De igual manera, las pasiones eran las que llevaban al humano al error, un ser humano no podía dejarse llevar por ellas puesto que su existencia se saldría del bien. La imagen que Platón proponía al respecto, era la de un auriga con dos caballos, el auriga debía ser capaz de manejar a uno bueno y uno malo; el bueno era la templanza; el malo la necesidad, el principio de desorden o causa vagabunda: el deseo. Las bacantes, tragedia griega de Eurípides, ayuda a vislumbrar esta dualidad entre alma y cuerpo, templanza y deseo. En la tragedia, los tebanos se niegan a rendirle culto a Dionisos, puesto que éste no es considerado un dios; excepto por dos ancianos: Tiresias y Cadmo, quienes exigen el culto para evitar una tragedia.


Dionisos se disfraza con una piel de cabro, haciéndose pasar por un extranjero; difundiéndose por Tebas la necesidad del culto, el dios es encarcelado por orden del rey Penteo y las bacantes, que acompañan a Dionisos, se escapan. Dionisos logra escapar y le hace creer a Penteo que lo que capturó, en realidad, fue a un toro, de nuevo se exige que se le reconozca como dios, pero Penteo vuelve a negarse. El rey ordena que se capture a las Bacantes, no obstante, estas destruyen todo lo que encuentran a su paso. Penteo es capturado por las Bacantes y encuentra a su madre bajo el influjo de Dionisos, ésta termina degollándolo y mostrando su cabeza a todo el pueblo creyendo que lo que había matado era a un león, cuando escucha a Cadmo entra en razón y ve lo que acaba de hacer por no reconocer a Dionisos como dios. “Te pasa entonces como a mí: yo también me siento joven y empezaré a bailar” (Eurípides 1966, 66), le dice Tiresias a Cadmo, los dos ancianos que buscan que toda Tebas haga el culto y las libaciones a Dionisos, dios del placer y la embriaguez; el Rey Penteo se negaba a rendirle culto al dios puesto que afirmaba que Dionisos les daba vino a las mujeres, lo que las conducía a la perdición de la lujuria. Para Tiresias, el vino ofrecido por Dionisos era una bendición puesto que permitía el olvido de la tristeza y los males.

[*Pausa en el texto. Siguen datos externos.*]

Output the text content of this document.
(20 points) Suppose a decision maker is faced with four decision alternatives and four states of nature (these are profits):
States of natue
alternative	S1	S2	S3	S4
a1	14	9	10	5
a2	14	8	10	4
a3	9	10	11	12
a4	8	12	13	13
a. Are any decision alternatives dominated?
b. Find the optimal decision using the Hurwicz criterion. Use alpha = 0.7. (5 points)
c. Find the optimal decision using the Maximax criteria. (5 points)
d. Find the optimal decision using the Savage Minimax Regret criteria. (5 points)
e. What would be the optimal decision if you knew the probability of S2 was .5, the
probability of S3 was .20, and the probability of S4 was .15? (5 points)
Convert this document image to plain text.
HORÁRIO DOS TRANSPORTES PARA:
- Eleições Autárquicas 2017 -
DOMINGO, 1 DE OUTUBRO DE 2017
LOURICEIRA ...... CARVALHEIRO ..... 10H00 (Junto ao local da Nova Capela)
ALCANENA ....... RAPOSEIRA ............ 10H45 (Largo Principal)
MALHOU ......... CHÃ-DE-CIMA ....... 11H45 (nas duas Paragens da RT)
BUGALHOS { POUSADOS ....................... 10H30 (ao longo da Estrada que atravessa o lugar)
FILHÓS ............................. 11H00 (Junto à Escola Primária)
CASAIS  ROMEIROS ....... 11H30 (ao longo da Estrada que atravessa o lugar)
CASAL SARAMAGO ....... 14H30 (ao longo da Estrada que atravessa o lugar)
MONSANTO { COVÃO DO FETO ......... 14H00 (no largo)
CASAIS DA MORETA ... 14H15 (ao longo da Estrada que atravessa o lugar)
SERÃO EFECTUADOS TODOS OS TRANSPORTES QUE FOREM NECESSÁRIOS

Esta tensión, encontrada en una tragedia, puede ser equiparada a la tensión que Platón vislumbra en su teoría filosófica, en donde la razón es la única capaz de recordarle al hombre esa verdad universal que olvidó en el momento en el que su alma se encarnó en un cuerpo; de igual manera, recuerda la importancia de no dejarse llevar por lo sensible y por todo aquello que puede conducirnos a caer en el error del placer, que nos impide el acceso a la verdad universal, relacionada con la razón.